O pinguim do Carlão Mesquita

Um artigo da Vera Vaia surgiu na minha mente, quando eu escrevia o texto anterior a este. Impôs-se de tal forma que desisti da minha escrita e dei espaço para o material dela, o que eventuais leitores terão considerado boa troca.

Desta vez, antes de ser abatido pelo Bebeto, entro com o texto dele de uma vez.  Luiz Roberto Souza Queiroz escreveu em 2017 “Os Bastidores da Notícia: Histórias da Redação do Estadão” (Kindle). Tem o que dizer, pois trabalhou 44 anos no jornal. O precioso está não só no conteúdo, como no estilo em que é apresentado.  Tire a medida pelo primeiro dos textos.

O pinguim do Carlão Mesquita

Por Luiz Roberto Souza Queiroz

Num daqueles invernos procelosos da década de 1960, em que as correntes marítimas arrastavam pinguins da Antártida para as praias paulistas, Carlão (Luiz Carlos Mesquita), diretor do Estadão, disse que queria porque queria um pinguim. Consta que ele tivera uma discussão com a mulher e para que ela não ficasse emburrada, pensava em lhe dar um pinguim, pois ficara encantada em ver na televisão as avezinhas resgatadas nas praias de   Santos.

A missão coube ao Toninho Boa Morte, o Antonio Carvalho Mendes, responsável pela sessão de necrológios e que, usando todo o seu poder de convencimento e contando com a sorte de  haver abundância de pinguins recém-chegados (num tempo anterior às severas leis ambientais) acabou conseguindo no Aquário Municipal um pinguim para o Carlão.

A entrega do novo mascote foi no prédio da Major Quedinho e, afável, a ave familiarizou-se com a redação, resolveu se acomodar junto às mesas da sessão Internacional (certamente por ser estrangeira, comentou-se). Ao abocanhar uma sardinha comprada especialmente, provocou inusitada interjeição de dr. Júlio de Mesquita Filho, sob cujas pernas passou: “Homessa”, expressão que talvez só por isso conste nos dicionários.

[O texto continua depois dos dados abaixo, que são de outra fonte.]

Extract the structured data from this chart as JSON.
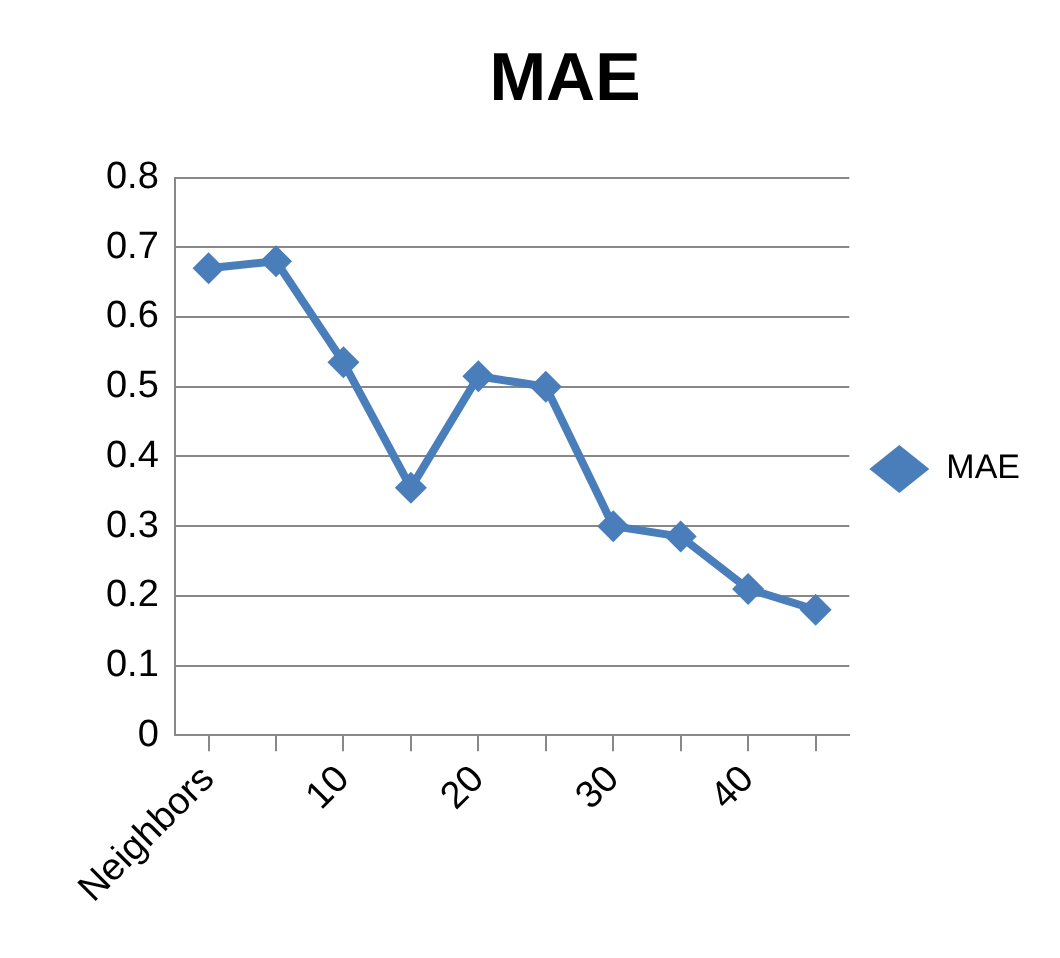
{
  "chart_data": {
    "type": "line",
    "title": "MAE",
    "categories": [
      "Neighbors",
      null,
      "10",
      null,
      "20",
      null,
      "30",
      null,
      "40",
      null
    ],
    "series": [
      {
        "name": "MAE",
        "color": "#4a7ebb",
        "values": [
          0.67,
          0.68,
          0.535,
          0.355,
          0.515,
          0.5,
          0.3,
          0.285,
          0.21,
          0.18
        ]
      }
    ],
    "ylim": [
      0,
      0.8
    ],
    "yticks": [
      {
        "value": 0,
        "label": "0"
      },
      0.1,
      0.2,
      0.3,
      0.4,
      0.5,
      0.6,
      0.7,
      0.8
    ],
    "grid": "y",
    "legend": "right",
    "marker": "diamond",
    "line_style": "solid"
  }
}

Depois do fechamento do jornal, lá pelas onze da noite, Carlão desceu para o bar do Hotel Jaraguá, junto com o editorialista padre Nicolas Bôer, para o uísque santo de cada dia, presentes ainda o Alberto Tamer e mais um ou dois jornalistas além, é claro, do pinguim.

Depois que a ave bicou a perna de um cliente do bar, foi exilada para cima do balcão, onde o velho garçom João arrumava as caixas de cigarro americano contrabandeados, seu principal ganha-pão. O pinguim confundiu os pacotes de Marlboro com banheiro, soltou um forte jato de fezes cheirando a peixe sobre os cigarros. O ato provocou lamúrias do barman que, usando guardanapos em vez de papel higiênico, limpava a sujeira e reclamava: “Dr. Carlão, isso é injusto, muito injusto”.

O pinguim estava tranquilo, depois de se recusar a experimentar o uísque que, é claro, lhe foi oferecido, quando um americano completamente bêbado entrou oscilando no bar. O gringo viu o pinguim, parou estupefato diante do bicho, abaixou-se para olhar o pinguim olho no olho. O bar ficou em completo silêncio, vendo o americano esticar o indicador, certamente achando que o bicho era alucinação de bebedeira e foi aproximando o dedo da ave, impávida.

Ao contrário do que o bêbado esperava, o pinguim não se desfez no ar, entretanto, o dedo não passou através dele, mas encontrou penas reais. O gringo deu um berro, recuou ‘de fasto’ e sumiu, gritando ainda e tão alto que seus berros apagavam o riso o bar inteiro.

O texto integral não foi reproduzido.